PAT better than expected on lower provisioning: BRI’s FY09 net profit of Rp7.3T was 6% higher than our forecast. PPOP was in line with estimates (down 24% q/q), while lower provisioning and a decline in loan loss coverage in 4Q to 157% drove the better-than-expected profit.
29% q/q jump in FX loans extended depresses margins: Bucking the sector trend, BRI saw a 6bp q/q decline in NIM in 4Q FY09. Rupiah loan margins expanded. However 7% q/q loan growth (27% y/y) was driven by a sharp 29% q/q expansion in forex-denominated credit which suppressed margins.
4Q FY09 NPLs down to 3.5%: BRI’s NPL ratio improved to 3.5% in 4Q FY09 (from 3.9% in 3Q). NPLs declined by Rp295B, despite writeoffs of Rp2.4T (1.2% of loans) in 4Q, suggesting underlying credit quality remains vulnerable. The lower NPL ratio is also influenced by BRI’s strong 27% y/y loan growth.
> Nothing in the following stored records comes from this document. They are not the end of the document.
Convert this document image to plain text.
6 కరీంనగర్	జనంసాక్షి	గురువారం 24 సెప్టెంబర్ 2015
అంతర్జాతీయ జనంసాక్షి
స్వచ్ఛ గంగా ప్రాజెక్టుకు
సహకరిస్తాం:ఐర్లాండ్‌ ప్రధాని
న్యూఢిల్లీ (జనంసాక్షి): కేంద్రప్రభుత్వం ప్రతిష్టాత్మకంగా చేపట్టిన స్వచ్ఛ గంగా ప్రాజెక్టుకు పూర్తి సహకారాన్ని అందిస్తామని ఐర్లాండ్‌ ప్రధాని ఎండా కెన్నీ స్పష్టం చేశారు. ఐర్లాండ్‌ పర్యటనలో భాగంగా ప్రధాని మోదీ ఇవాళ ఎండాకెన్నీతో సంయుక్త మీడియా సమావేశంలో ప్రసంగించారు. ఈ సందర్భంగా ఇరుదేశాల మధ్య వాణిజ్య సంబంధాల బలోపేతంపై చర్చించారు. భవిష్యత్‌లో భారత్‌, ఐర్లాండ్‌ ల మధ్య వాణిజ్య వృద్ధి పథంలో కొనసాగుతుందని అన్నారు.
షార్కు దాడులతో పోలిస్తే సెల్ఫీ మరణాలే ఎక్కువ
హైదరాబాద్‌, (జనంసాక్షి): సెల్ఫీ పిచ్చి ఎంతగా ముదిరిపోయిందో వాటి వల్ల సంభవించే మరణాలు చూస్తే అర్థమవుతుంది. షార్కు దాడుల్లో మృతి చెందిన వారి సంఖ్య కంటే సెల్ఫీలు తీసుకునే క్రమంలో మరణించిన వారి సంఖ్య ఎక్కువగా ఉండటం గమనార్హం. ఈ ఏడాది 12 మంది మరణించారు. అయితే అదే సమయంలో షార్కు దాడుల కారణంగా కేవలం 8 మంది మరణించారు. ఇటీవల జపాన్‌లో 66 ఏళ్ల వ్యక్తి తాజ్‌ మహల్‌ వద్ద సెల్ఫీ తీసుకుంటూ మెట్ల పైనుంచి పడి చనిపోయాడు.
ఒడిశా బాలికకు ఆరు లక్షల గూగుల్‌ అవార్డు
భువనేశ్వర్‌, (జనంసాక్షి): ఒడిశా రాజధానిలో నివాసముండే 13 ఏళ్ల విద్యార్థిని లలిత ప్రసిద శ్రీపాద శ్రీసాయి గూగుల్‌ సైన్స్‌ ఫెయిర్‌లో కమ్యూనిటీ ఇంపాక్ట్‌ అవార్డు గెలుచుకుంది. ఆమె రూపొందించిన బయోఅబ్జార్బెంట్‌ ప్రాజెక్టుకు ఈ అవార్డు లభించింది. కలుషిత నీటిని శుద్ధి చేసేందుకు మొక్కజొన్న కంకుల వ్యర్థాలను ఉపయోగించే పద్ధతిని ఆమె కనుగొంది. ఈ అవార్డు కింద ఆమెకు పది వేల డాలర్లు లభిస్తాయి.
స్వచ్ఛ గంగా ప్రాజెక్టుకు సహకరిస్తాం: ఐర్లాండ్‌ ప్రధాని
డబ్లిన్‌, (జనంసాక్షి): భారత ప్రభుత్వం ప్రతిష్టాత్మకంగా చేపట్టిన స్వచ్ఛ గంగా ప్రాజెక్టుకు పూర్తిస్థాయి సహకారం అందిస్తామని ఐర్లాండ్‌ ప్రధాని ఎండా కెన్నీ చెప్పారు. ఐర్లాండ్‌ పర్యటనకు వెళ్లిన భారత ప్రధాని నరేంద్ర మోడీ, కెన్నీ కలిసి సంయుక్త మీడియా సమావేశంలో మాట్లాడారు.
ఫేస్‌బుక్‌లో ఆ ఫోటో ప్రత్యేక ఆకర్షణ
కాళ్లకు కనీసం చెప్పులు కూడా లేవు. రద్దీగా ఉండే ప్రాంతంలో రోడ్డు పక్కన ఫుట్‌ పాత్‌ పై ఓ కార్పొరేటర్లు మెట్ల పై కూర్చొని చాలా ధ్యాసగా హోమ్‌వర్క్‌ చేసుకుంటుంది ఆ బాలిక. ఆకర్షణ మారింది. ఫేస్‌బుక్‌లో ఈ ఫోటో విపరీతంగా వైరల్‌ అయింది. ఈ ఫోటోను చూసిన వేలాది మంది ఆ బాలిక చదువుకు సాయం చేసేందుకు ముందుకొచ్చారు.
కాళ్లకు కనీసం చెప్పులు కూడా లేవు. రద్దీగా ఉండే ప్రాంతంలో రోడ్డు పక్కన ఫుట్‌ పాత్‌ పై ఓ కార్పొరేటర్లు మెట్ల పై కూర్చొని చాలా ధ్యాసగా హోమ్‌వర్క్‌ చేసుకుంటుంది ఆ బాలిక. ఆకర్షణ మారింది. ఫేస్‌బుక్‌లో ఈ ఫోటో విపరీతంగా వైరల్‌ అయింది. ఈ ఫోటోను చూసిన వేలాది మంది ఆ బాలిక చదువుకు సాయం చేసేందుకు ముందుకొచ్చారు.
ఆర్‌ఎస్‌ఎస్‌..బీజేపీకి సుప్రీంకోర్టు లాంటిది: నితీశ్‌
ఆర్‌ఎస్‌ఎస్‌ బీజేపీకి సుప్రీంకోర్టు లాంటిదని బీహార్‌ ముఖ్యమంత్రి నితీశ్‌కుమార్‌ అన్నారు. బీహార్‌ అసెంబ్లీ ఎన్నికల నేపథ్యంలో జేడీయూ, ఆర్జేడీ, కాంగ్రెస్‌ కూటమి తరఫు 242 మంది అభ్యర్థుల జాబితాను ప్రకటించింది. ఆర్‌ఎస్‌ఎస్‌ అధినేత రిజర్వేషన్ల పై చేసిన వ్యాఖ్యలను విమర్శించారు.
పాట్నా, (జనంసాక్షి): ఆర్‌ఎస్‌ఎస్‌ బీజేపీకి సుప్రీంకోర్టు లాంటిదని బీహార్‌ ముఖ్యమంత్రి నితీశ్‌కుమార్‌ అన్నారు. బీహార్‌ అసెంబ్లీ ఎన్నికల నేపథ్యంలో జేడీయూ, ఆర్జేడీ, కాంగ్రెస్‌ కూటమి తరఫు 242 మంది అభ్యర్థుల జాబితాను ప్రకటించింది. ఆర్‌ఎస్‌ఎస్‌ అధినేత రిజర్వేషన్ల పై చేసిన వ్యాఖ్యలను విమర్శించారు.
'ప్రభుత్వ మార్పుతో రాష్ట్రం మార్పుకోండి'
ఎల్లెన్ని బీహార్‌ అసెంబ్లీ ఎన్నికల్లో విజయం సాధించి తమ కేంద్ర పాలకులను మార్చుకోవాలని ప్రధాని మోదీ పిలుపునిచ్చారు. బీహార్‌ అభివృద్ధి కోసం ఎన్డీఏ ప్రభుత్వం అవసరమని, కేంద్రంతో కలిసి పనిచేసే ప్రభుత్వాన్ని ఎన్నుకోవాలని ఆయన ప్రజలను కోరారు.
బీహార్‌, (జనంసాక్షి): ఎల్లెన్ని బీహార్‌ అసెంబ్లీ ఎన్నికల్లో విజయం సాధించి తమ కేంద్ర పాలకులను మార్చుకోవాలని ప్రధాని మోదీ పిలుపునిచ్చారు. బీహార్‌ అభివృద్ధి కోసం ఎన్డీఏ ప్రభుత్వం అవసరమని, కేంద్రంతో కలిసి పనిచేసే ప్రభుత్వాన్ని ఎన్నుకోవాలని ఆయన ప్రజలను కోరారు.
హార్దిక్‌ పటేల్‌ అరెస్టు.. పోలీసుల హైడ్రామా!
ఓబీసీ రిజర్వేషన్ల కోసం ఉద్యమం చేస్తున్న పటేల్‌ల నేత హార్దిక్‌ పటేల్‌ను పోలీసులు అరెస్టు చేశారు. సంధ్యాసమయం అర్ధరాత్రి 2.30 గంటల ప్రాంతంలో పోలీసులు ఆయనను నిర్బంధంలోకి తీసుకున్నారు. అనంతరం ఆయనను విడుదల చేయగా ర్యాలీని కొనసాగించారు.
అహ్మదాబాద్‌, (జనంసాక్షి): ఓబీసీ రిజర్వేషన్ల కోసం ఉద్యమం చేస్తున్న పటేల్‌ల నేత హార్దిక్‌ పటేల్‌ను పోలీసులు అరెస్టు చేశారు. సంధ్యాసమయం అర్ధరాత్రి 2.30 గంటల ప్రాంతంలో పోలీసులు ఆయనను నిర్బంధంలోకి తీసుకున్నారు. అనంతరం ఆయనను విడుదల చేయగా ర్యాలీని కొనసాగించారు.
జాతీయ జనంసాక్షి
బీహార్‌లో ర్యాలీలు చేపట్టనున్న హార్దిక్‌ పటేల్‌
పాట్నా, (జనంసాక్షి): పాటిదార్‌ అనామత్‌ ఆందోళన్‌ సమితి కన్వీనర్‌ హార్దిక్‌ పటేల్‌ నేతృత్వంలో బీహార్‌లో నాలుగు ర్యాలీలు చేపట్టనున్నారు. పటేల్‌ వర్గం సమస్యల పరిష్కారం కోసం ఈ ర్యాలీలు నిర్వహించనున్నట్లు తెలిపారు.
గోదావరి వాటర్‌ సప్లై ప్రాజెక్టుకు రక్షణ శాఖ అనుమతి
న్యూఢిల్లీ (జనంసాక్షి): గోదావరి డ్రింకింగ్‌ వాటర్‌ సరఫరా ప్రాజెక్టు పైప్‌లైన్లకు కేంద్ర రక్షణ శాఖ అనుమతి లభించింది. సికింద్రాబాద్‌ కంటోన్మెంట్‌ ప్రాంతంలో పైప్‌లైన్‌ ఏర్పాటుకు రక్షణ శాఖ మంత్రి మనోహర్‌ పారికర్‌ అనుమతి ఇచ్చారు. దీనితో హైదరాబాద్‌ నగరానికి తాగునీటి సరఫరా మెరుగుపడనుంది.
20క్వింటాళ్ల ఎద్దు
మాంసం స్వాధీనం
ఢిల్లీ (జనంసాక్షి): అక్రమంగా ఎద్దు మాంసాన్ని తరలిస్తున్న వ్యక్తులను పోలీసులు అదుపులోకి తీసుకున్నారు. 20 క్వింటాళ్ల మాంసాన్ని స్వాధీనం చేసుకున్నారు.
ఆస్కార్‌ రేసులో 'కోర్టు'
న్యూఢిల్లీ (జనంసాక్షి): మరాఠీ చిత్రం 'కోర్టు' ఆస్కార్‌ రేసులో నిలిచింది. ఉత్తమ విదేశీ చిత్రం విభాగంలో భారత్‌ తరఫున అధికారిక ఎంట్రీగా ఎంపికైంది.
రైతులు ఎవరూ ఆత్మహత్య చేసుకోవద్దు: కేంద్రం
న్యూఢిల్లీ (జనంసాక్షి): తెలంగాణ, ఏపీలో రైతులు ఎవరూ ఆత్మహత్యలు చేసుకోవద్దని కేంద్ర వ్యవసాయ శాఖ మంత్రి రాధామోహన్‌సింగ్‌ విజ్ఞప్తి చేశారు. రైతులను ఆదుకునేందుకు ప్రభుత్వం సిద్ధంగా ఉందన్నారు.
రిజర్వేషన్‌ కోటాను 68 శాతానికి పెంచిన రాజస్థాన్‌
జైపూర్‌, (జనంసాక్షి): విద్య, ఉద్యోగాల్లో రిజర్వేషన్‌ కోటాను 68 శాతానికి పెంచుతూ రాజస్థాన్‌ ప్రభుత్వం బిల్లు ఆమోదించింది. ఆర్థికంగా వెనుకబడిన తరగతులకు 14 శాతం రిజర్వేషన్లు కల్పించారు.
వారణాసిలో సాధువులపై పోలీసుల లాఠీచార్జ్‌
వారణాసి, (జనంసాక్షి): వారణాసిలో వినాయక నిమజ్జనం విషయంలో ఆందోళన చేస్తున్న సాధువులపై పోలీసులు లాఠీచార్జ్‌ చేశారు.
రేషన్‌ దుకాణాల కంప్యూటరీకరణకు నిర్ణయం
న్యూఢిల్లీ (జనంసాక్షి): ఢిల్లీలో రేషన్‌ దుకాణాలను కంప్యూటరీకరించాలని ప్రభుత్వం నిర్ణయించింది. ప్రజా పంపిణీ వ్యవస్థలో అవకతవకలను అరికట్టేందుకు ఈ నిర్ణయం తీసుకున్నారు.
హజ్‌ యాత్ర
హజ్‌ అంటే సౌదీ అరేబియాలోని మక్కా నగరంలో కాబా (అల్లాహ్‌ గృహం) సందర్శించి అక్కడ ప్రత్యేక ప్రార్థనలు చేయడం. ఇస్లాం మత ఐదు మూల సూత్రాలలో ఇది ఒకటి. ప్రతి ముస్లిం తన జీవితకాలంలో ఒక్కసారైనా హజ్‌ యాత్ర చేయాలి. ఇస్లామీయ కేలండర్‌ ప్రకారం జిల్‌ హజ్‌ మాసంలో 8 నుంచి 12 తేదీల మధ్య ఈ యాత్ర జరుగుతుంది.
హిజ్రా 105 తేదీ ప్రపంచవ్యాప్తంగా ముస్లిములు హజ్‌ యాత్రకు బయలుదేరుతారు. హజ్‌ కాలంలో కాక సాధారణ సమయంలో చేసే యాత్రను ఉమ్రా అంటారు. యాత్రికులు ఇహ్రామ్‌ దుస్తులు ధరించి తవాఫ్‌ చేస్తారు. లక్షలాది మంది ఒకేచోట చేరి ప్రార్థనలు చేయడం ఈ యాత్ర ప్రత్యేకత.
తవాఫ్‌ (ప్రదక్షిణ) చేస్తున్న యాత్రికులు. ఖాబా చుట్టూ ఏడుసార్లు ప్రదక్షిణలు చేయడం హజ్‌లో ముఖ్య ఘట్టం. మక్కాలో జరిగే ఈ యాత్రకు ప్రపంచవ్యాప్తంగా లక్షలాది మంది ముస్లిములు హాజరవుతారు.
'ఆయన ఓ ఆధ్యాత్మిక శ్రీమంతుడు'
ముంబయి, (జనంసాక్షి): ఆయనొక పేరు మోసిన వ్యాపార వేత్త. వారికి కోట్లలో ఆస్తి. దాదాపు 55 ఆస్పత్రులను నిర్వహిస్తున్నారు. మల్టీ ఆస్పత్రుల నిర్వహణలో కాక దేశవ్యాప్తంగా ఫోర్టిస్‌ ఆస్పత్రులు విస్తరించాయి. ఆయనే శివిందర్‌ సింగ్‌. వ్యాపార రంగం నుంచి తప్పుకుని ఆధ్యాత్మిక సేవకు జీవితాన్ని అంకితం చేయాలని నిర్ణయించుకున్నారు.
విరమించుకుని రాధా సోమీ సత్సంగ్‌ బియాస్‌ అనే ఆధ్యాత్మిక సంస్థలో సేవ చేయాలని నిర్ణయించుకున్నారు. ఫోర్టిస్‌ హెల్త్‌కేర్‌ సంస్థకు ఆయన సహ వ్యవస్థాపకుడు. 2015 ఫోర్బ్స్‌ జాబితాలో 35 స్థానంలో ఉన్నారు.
On the positive side, broad NPLs
declined 88bp q/q, pointing to an easing in pipeline NPLs.
Customer acquisition trends still uninspiring: These results did not assuage our key medium-term concerns on BRI. Core Micro loans have declined from 29% of loans in 2007 to 25% currently, and Micro loan growth continues to be driven by loan ticket size, which was up 15.5% y/y in 4Q. BRI grew micro customers by 47,000 in 4Q, which included a migration of 70,000 KUR borrowers to regular micro loans, indicating
that customer acquisition remains an issue in the core business.
Stock has rallied on flows; opportunity to sell: BRI is up 15% in the last month after a period of sustained underperformance, but has lagged the other banks in the rally. Given weak underlying trends, we do not see outperformance as sustainable and reiterate our UW rating with a Rp7,000 Dec-10 DDM-based PT.